Swiss architect Le Corbusier, another champion of the International Style, understood the photograph as a way of expressing the conceptual purity of a building perhaps better than the building itself. A retouched photograph of his Villa Schwob that appeared in the avant-garde review L’Esprit Nouveau in 1921 was purged of any details that distracted from its form. For Le Corbusier, the function of the photograph was not to record a building as it was built, but to construct it as an ideal on the space of the page. James Smith’s photographs, on the other hand, deal with the way that Modernist aspirations have played out in reality. The built environment is a fluid, living thing, and what started out as a neat abstraction – rational images of rational designs for rational living – turned out to be a confused and untidy edifice, easily destabilised by the political fault lines that began to appear as it moved off the page and out into the world.
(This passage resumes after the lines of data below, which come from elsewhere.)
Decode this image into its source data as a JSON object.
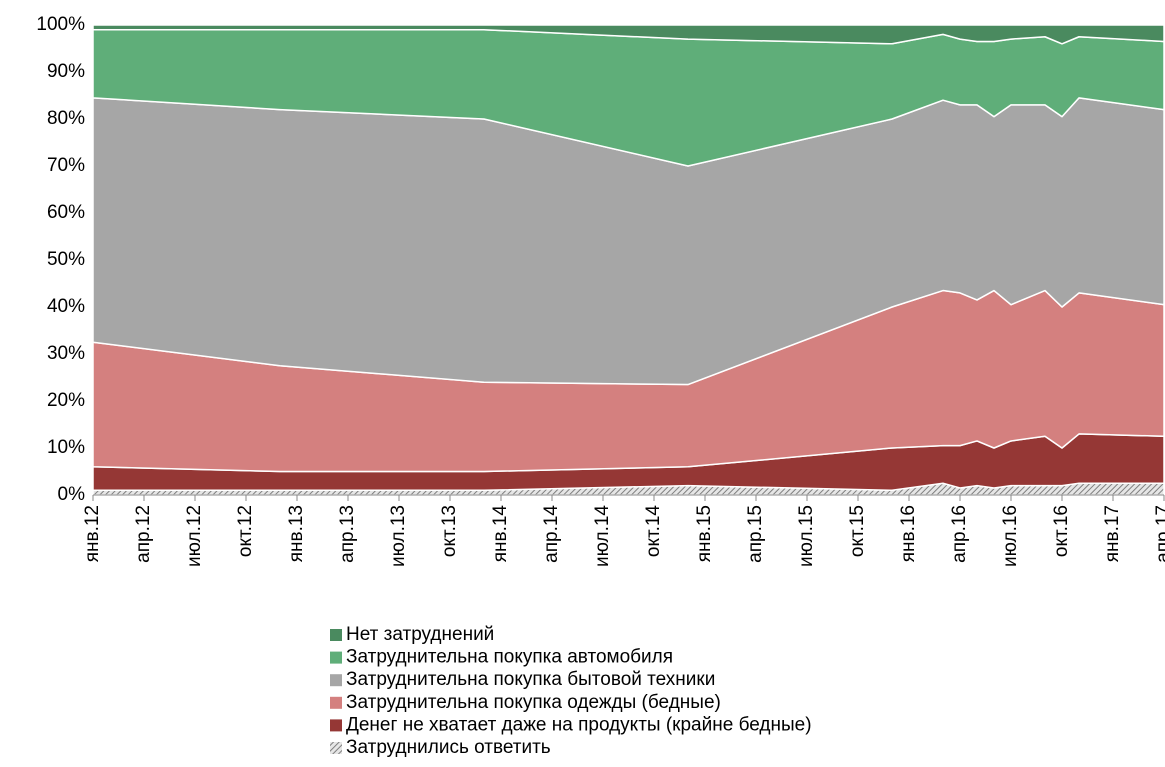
{
  "chart_data": {
    "type": "stacked_area",
    "x": [
      "2012-01",
      "2012-12",
      "2013-12",
      "2014-12",
      "2015-12",
      "2016-03",
      "2016-04",
      "2016-05",
      "2016-06",
      "2016-07",
      "2016-09",
      "2016-10",
      "2016-11",
      "2017-04"
    ],
    "xlim": [
      "2012-01",
      "2017-04"
    ],
    "xticks": [
      {
        "value": "2012-01",
        "label": "янв.12"
      },
      {
        "value": "2012-04",
        "label": "апр.12"
      },
      {
        "value": "2012-07",
        "label": "июл.12"
      },
      {
        "value": "2012-10",
        "label": "окт.12"
      },
      {
        "value": "2013-01",
        "label": "янв.13"
      },
      {
        "value": "2013-04",
        "label": "апр.13"
      },
      {
        "value": "2013-07",
        "label": "июл.13"
      },
      {
        "value": "2013-10",
        "label": "окт.13"
      },
      {
        "value": "2014-01",
        "label": "янв.14"
      },
      {
        "value": "2014-04",
        "label": "апр.14"
      },
      {
        "value": "2014-07",
        "label": "июл.14"
      },
      {
        "value": "2014-10",
        "label": "окт.14"
      },
      {
        "value": "2015-01",
        "label": "янв.15"
      },
      {
        "value": "2015-04",
        "label": "апр.15"
      },
      {
        "value": "2015-07",
        "label": "июл.15"
      },
      {
        "value": "2015-10",
        "label": "окт.15"
      },
      {
        "value": "2016-01",
        "label": "янв.16"
      },
      {
        "value": "2016-04",
        "label": "апр.16"
      },
      {
        "value": "2016-07",
        "label": "июл.16"
      },
      {
        "value": "2016-10",
        "label": "окт.16"
      },
      {
        "value": "2017-01",
        "label": "янв.17"
      },
      {
        "value": "2017-04",
        "label": "апр.17"
      }
    ],
    "ylim": [
      0,
      100
    ],
    "yticks": [
      {
        "value": 0,
        "label": "0%"
      },
      {
        "value": 10,
        "label": "10%"
      },
      {
        "value": 20,
        "label": "20%"
      },
      {
        "value": 30,
        "label": "30%"
      },
      {
        "value": 40,
        "label": "40%"
      },
      {
        "value": 50,
        "label": "50%"
      },
      {
        "value": 60,
        "label": "60%"
      },
      {
        "value": 70,
        "label": "70%"
      },
      {
        "value": 80,
        "label": "80%"
      },
      {
        "value": 90,
        "label": "90%"
      },
      {
        "value": 100,
        "label": "100%"
      }
    ],
    "legend": "bottom",
    "series": [
      {
        "name": "Затруднились ответить",
        "color": "#a0a0a0",
        "pattern": "hatch",
        "values": [
          1,
          1,
          1,
          2,
          1,
          2.5,
          1.5,
          2,
          1.5,
          2,
          2,
          2,
          2.5,
          2.5
        ]
      },
      {
        "name": "Денег не хватает даже на продукты (крайне бедные)",
        "color": "#953735",
        "values": [
          5,
          4,
          4,
          4,
          9,
          8,
          9,
          9.5,
          8.5,
          9.5,
          10.5,
          8,
          10.5,
          10
        ]
      },
      {
        "name": "Затруднительна покупка одежды (бедные)",
        "color": "#d4807f",
        "values": [
          26.5,
          22.5,
          19,
          17.5,
          30,
          33,
          32.5,
          30,
          33.5,
          29,
          31,
          30,
          30,
          28
        ]
      },
      {
        "name": "Затруднительна покупка бытовой техники",
        "color": "#a6a6a6",
        "values": [
          52,
          54.5,
          56,
          46.5,
          40,
          40.5,
          40,
          41.5,
          37,
          42.5,
          39.5,
          40.5,
          41.5,
          41.5
        ]
      },
      {
        "name": "Затруднительна покупка автомобиля",
        "color": "#5fae79",
        "values": [
          14.5,
          17,
          19,
          27,
          16,
          14,
          14,
          13.5,
          16,
          14,
          14.5,
          15.5,
          13,
          14.5
        ]
      },
      {
        "name": "Нет затруднений",
        "color": "#4a8a5f",
        "values": [
          1,
          1,
          1,
          3,
          4,
          2,
          3,
          3.5,
          3.5,
          3,
          2.5,
          4,
          2.5,
          3.5
        ]
      }
    ]
  }
}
London Overspill sorts through the remains of this fragile schema, restoring to Britain’s Post-War landscape some of the context that has been stripped out of its historical legacy – a narrative shaped in part by our long memory for failure, and by a visual idiom that left no room for irrationality or doubt. It brings the permanent present of the Modernist vision into dialogue with a future that tested the limits of this vision at every turn. Smith’s images steer clear of idealisation or nostalgia, but nor do they dwell on failure: they also retain traces of an optimism that we too readily dismiss as naïve. And his resistance to photographing in a single, easily identifiable style is a reminder that the complicity between photography and architecture is as forced as the values that it claimed to represent. London Overspill is an acknowledgement that there is no ideal way to plan or portray the complex business of living. It also points up the absence of anything as coherent or persuasive as the Modernist vision to take its place.